Sebagian dari kita pasti bertanya, mengapa mereka terus ada di dunia yang katanya penuh peluang ini. Kata presiden kita, kemiskinan sudah menurun. Namun kenyataannya, ketimpangan masih jelas terlihat antara pemukiman dan persimpangan jalan. Asa yang selalu diasah dari pagi sampai malam, tapi asa itu tidak pernah menjadi rasa bagi para pemegang kebijakan.
Mungkin pemerintah terlalu sibuk mengejar target program. Pejabat-pejabat negara sibuk memperbaiki jalan, tapi tidak melihat keadaan di pinggirnya. Tidak ada razia untuk mereka yang benar-benar membutuhkan, tidak ada tindakan nyata untuk menyelesaikan akar masalah.
Sampai kini saya masih meyakini bahwa pemerintah selalu mengajarkan kemandirian dalam kehidupan. Mereka harus mandiri, dan mungkin memang sudah takdirnya seperti itu. Maka tidak heran kalau pemerintah tidak selalu peduli, meski saat bulan Ramadan mereka tiba-tiba hadir dengan takjil dan makanan buka puasa bagi mereka yang sedang berjuang di jalan.
Mereka adalah masyarakat miskin kota, yang pekerjaannya meminta-minta rezeki dari orang-orang yang sedang menikmati kehidupan. Saya merasa kehidupan ini cukup kejam karena saya melihat langsung di Kota Serang banyak sekali orang-orang yang berjuang di jalan, khususnya di lampu merah.
Banyak anak-anak pengamen bermodalkan alat musik usang seperti ukulele, dengan suara-suara yang terasa ironis. Seharusnya anak-anak ini hidup seperti anak-anak pada umumnya. Mereka dipaksa keadaan untuk mencari rezeki.
Yang jadi pertanyaan adalah bagaimana peran orang tuanya. Saya berpikir orang tua mereka sudah berusaha sekuat tenaga untuk menghidupi keluarga di dunia yang keras ini.
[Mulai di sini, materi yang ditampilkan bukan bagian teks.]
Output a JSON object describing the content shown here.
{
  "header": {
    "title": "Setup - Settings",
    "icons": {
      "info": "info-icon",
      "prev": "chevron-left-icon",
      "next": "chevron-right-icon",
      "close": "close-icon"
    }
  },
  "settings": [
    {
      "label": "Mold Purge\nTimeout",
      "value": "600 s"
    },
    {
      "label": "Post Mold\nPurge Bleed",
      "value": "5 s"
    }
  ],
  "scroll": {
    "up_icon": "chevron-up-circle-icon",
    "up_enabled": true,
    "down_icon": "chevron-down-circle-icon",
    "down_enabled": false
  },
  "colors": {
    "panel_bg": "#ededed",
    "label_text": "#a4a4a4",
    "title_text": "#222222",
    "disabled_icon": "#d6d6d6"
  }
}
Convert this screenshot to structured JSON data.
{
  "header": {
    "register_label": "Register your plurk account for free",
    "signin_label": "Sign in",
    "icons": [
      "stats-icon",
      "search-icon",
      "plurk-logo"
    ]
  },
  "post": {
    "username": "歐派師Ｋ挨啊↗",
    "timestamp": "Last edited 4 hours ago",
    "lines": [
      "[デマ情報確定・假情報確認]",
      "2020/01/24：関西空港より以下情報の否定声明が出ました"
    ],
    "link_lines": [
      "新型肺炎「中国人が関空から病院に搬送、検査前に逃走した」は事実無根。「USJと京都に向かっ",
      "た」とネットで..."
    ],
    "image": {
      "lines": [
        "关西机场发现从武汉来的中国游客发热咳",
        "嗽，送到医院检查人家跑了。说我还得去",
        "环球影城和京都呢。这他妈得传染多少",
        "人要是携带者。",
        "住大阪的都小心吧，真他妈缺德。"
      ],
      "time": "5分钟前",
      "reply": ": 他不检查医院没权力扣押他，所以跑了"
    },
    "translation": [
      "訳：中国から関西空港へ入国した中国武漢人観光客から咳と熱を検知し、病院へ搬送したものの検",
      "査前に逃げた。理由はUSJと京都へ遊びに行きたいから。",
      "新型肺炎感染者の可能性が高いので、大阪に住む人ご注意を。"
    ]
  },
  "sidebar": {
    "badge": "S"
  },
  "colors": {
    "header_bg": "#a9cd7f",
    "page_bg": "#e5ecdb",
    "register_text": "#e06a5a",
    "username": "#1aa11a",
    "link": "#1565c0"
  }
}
Namun bagaimana jadinya jika keadaan memang memaksa seperti itu?
Saya tidak bisa menyalahkan orang tuanya, karena saya yakin mereka menikah dengan niat baik dan perencanaan yang penuh perhitungan, baik secara mental maupun ekonomi. Maka dari itu, keadaan ini adalah bentuk gejolak sosial yang penuh ironi.
Keadaan ini mengingatkan saya pada lagu Sore di Tugu Pancoran karya Iwan Fals, yang di dalam liriknya menceritakan seorang anak bernama Budi yang berjualan koran di simpang jalan Tugu Pancoran, Jakarta. Hal ini menunjukkan bahwa mencari rezeki di jalan sudah ada sejak dulu.
Si Budi terpaksa memecahkan karang, meski karang itu berada di dasar laut, dan ia harus menyelam menahan napas sambil memukul karang itu dengan tangan kecilnya. Bayangkan saja, seorang bocah memikul beban seberat itu demi sesuap nasi.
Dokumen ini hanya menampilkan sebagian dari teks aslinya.